If I carry that to its logical extreme (you’re probably saying its “illogical extreme”) I confess that another tenet of my mystery cult (something else that’s a mystery to me) is the oxymoronic combination in American society of the two words “healthcare” and “industry.” I won’t go into detail here, but I’d like to know by whose logic Blue Cross and Blue Shield of Texas should be making money off of my Temporal Lobe Epilepsy. That’s just crazy to me. And what if I had a life-threatening condition (mine is, somewhat, because it has the ability to drive me to suicidal depression)? Why should Blue Cross and Blue Shield of Texas make a killing (pun intended) off of my friend J’s cancer. It’s a mystery to me. Want to join my cult?

So here’s the most important tenet of my mystery religion. It is a mystery to me that anyone does NOT understand this:

A people whose society is being wiped off the face of the earth as they are being ethnically cleansed from their homeland have the right to defend themselves and try to prevent the destruction of everything they hold dear, beginning with life itself.

Thomas Jefferson, as every American knows (well, that’s a lie—almost no Americans know it any more), wrote in the document that began the formation of the United States as a country and a society:

We hold these truths to be self-evident, that all men are created equal, that they are endowed by their Creator with certain unalienable rights, that among these are life, liberty and the pursuit of happiness. That to secure these rights, governments are instituted among men . . . That whenever any form of government becomes destructive to these ends, it is the right of the people to alter or to abolish it . . . . when a long train of abuses and usurpations . . . . evinces a design to reduce them under absolute despotism, it is their right, it is their duty, to throw off such government, and to provide new guards for their future security.
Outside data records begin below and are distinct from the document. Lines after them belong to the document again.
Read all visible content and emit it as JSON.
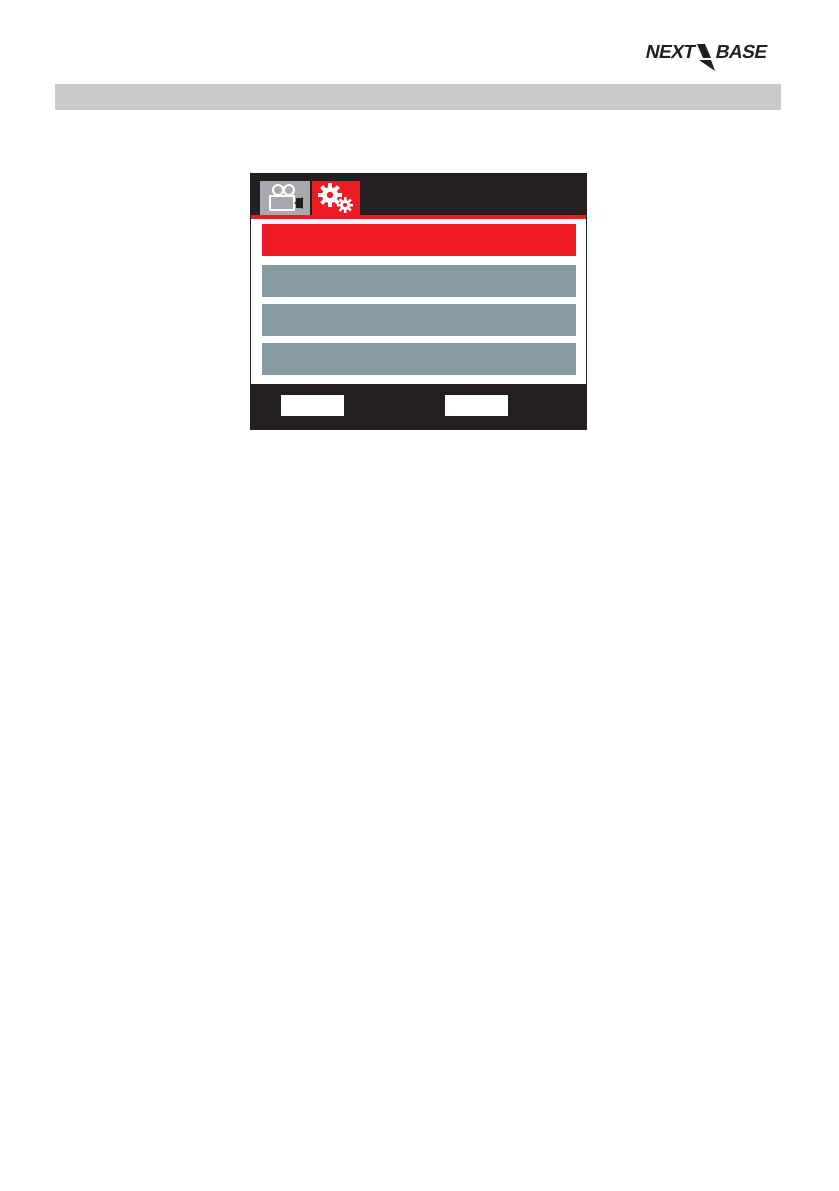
{
  "brand": {
    "logo_text": "NEXT BASE",
    "accent_color": "#ed1c24"
  },
  "screen": {
    "tabs": [
      {
        "icon": "video-camera-icon",
        "selected": false
      },
      {
        "icon": "gears-icon",
        "selected": true
      }
    ],
    "menu_items": [
      {
        "selected": true
      },
      {
        "selected": false
      },
      {
        "selected": false
      },
      {
        "selected": false
      }
    ],
    "colors": {
      "background": "#231f20",
      "selected_item": "#ed1c24",
      "item": "#879ba3",
      "inactive_tab": "#a7a9ac"
    }
  }
}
I don’t get it. The mystery to me is that this is such a mystery to so many other people. This is such a mystery to me that I get quite testy about it from time to time. I want to scream! Americans, of all people, ought to understand—because our nation was conceived in the proposition that “it [was our] DUTY to throw off [a despotic] government.” It was the DUTY of the colonists to throw off a government that did not understand the natural rights of LIFE, LIBERTY, AND THE PURSUIT OF HAPPINESS.
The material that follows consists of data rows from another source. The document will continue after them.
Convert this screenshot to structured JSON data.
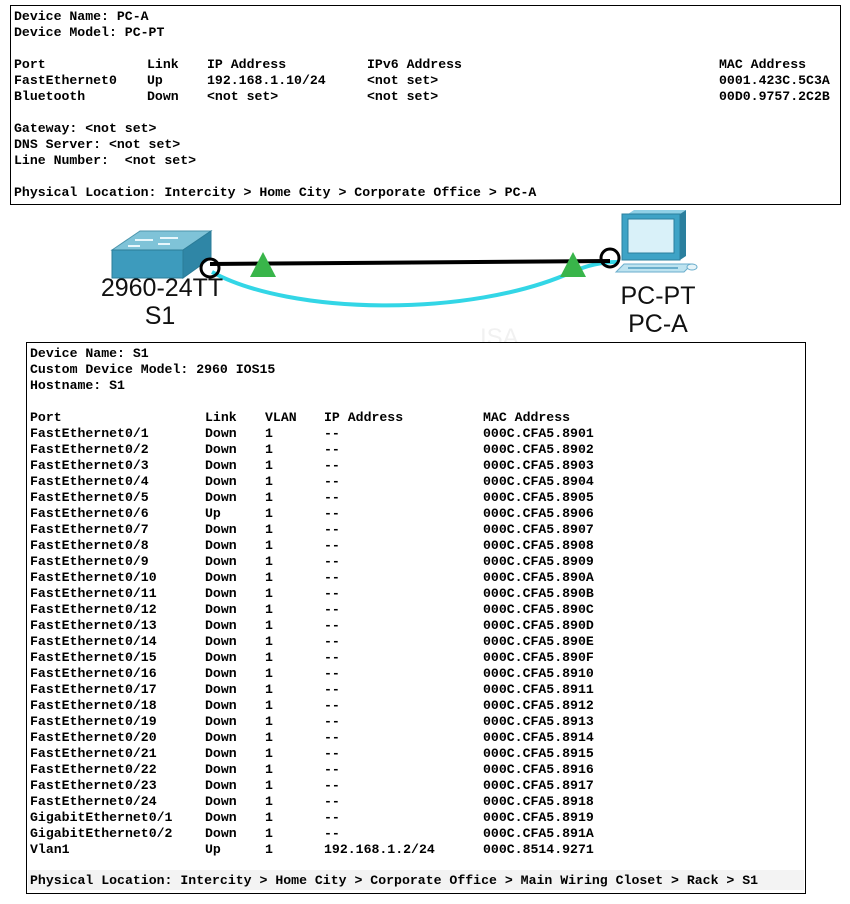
{
  "pc_panel": {
    "device_name": "Device Name: PC-A",
    "device_model": "Device Model: PC-PT",
    "headers": {
      "port": "Port",
      "link": "Link",
      "ip": "IP Address",
      "ipv6": "IPv6 Address",
      "mac": "MAC Address"
    },
    "ports": [
      {
        "port": "FastEthernet0",
        "link": "Up",
        "ip": "192.168.1.10/24",
        "ipv6": "<not set>",
        "mac": "0001.423C.5C3A"
      },
      {
        "port": "Bluetooth",
        "link": "Down",
        "ip": "<not set>",
        "ipv6": "<not set>",
        "mac": "00D0.9757.2C2B"
      }
    ],
    "gateway": "Gateway: <not set>",
    "dns": "DNS Server: <not set>",
    "line_number": "Line Number:  <not set>",
    "location": "Physical Location: Intercity > Home City > Corporate Office > PC-A"
  },
  "topology": {
    "switch_model": "2960-24TT",
    "switch_name": "S1",
    "pc_model": "PC-PT",
    "pc_name": "PC-A",
    "link_status_color": "#39b54a",
    "cable_color": "#33d6e6"
  },
  "s1_panel": {
    "device_name": "Device Name: S1",
    "custom_model": "Custom Device Model: 2960 IOS15",
    "hostname": "Hostname: S1",
    "headers": {
      "port": "Port",
      "link": "Link",
      "vlan": "VLAN",
      "ip": "IP Address",
      "mac": "MAC Address"
    },
    "ports": [
      {
        "port": "FastEthernet0/1",
        "link": "Down",
        "vlan": "1",
        "ip": "--",
        "mac": "000C.CFA5.8901"
      },
      {
        "port": "FastEthernet0/2",
        "link": "Down",
        "vlan": "1",
        "ip": "--",
        "mac": "000C.CFA5.8902"
      },
      {
        "port": "FastEthernet0/3",
        "link": "Down",
        "vlan": "1",
        "ip": "--",
        "mac": "000C.CFA5.8903"
      },
      {
        "port": "FastEthernet0/4",
        "link": "Down",
        "vlan": "1",
        "ip": "--",
        "mac": "000C.CFA5.8904"
      },
      {
        "port": "FastEthernet0/5",
        "link": "Down",
        "vlan": "1",
        "ip": "--",
        "mac": "000C.CFA5.8905"
      },
      {
        "port": "FastEthernet0/6",
        "link": "Up",
        "vlan": "1",
        "ip": "--",
        "mac": "000C.CFA5.8906"
      },
      {
        "port": "FastEthernet0/7",
        "link": "Down",
        "vlan": "1",
        "ip": "--",
        "mac": "000C.CFA5.8907"
      },
      {
        "port": "FastEthernet0/8",
        "link": "Down",
        "vlan": "1",
        "ip": "--",
        "mac": "000C.CFA5.8908"
      },
      {
        "port": "FastEthernet0/9",
        "link": "Down",
        "vlan": "1",
        "ip": "--",
        "mac": "000C.CFA5.8909"
      },
      {
        "port": "FastEthernet0/10",
        "link": "Down",
        "vlan": "1",
        "ip": "--",
        "mac": "000C.CFA5.890A"
      },
      {
        "port": "FastEthernet0/11",
        "link": "Down",
        "vlan": "1",
        "ip": "--",
        "mac": "000C.CFA5.890B"
      },
      {
        "port": "FastEthernet0/12",
        "link": "Down",
        "vlan": "1",
        "ip": "--",
        "mac": "000C.CFA5.890C"
      },
      {
        "port": "FastEthernet0/13",
        "link": "Down",
        "vlan": "1",
        "ip": "--",
        "mac": "000C.CFA5.890D"
      },
      {
        "port": "FastEthernet0/14",
        "link": "Down",
        "vlan": "1",
        "ip": "--",
        "mac": "000C.CFA5.890E"
      },
      {
        "port": "FastEthernet0/15",
        "link": "Down",
        "vlan": "1",
        "ip": "--",
        "mac": "000C.CFA5.890F"
      },
      {
        "port": "FastEthernet0/16",
        "link": "Down",
        "vlan": "1",
        "ip": "--",
        "mac": "000C.CFA5.8910"
      },
      {
        "port": "FastEthernet0/17",
        "link": "Down",
        "vlan": "1",
        "ip": "--",
        "mac": "000C.CFA5.8911"
      },
      {
        "port": "FastEthernet0/18",
        "link": "Down",
        "vlan": "1",
        "ip": "--",
        "mac": "000C.CFA5.8912"
      },
      {
        "port": "FastEthernet0/19",
        "link": "Down",
        "vlan": "1",
        "ip": "--",
        "mac": "000C.CFA5.8913"
      },
      {
        "port": "FastEthernet0/20",
        "link": "Down",
        "vlan": "1",
        "ip": "--",
        "mac": "000C.CFA5.8914"
      },
      {
        "port": "FastEthernet0/21",
        "link": "Down",
        "vlan": "1",
        "ip": "--",
        "mac": "000C.CFA5.8915"
      },
      {
        "port": "FastEthernet0/22",
        "link": "Down",
        "vlan": "1",
        "ip": "--",
        "mac": "000C.CFA5.8916"
      },
      {
        "port": "FastEthernet0/23",
        "link": "Down",
        "vlan": "1",
        "ip": "--",
        "mac": "000C.CFA5.8917"
      },
      {
        "port": "FastEthernet0/24",
        "link": "Down",
        "vlan": "1",
        "ip": "--",
        "mac": "000C.CFA5.8918"
      },
      {
        "port": "GigabitEthernet0/1",
        "link": "Down",
        "vlan": "1",
        "ip": "--",
        "mac": "000C.CFA5.8919"
      },
      {
        "port": "GigabitEthernet0/2",
        "link": "Down",
        "vlan": "1",
        "ip": "--",
        "mac": "000C.CFA5.891A"
      },
      {
        "port": "Vlan1",
        "link": "Up",
        "vlan": "1",
        "ip": "192.168.1.2/24",
        "mac": "000C.8514.9271"
      }
    ],
    "location": "Physical Location: Intercity > Home City > Corporate Office > Main Wiring Closet > Rack > S1"
  }
}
I sent one of my dearest friends (in some ways my closest associate since 1963) a couple of books trying to help him understand my mystery cult. One was The Ethnic Cleansing of Palestine by Ilan Pappé (4). The book documents the reasons the Palestinians have a DUTY to throw off a despotic government. I have been, for about twenty years, proclaiming the tenet of my mystery cult to my friend (and to anyone else I can corner). He began reading the Pappé book and another one I sent him. He emailed me yesterday to say:

As for depression, I find the hopelessness and inhumanity of the Palestinian situation as clarified in the two books you sent me sufficiently depressing that I have had to refrain from reading all of them thoroughly as yet.
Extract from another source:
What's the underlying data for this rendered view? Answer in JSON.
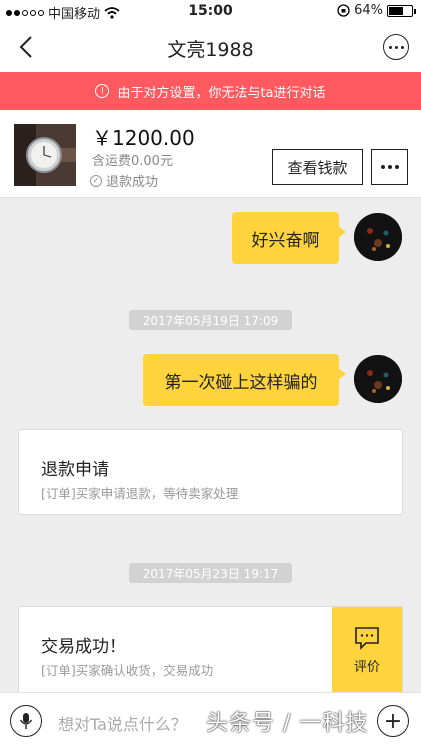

Perhaps I have made a convert. At the very least perhaps one more person understands why I find it such a mystery that Americans do not know the DUTY of a people to “to throw off such government,” that is, one that has become “destructive to these ends,” destructive of the very reason, according to our Declaration of Independence that “governments are instituted among men.”

“To secure these rights.”

(1) Douglas Harper. “mystery.” Online Etymology Dictionary. 2001-2010 Web. 26 June 2010.
(2) Lutheran School of Theology Chicago. “Proper 11 July 18, 2004.” Currents in Theology and Mission 31.3 (2004): 230+.
(3) Gourmet Retailer. “Food Industry Donates More Than $30 Million to Katrina Relief.” Thursday, September 8 2005 Web. 26 June 2010.
(4) Pappé, Ilan. The Ethnic Cleansing of Palestine. Oxford: One-World Publications. 2006.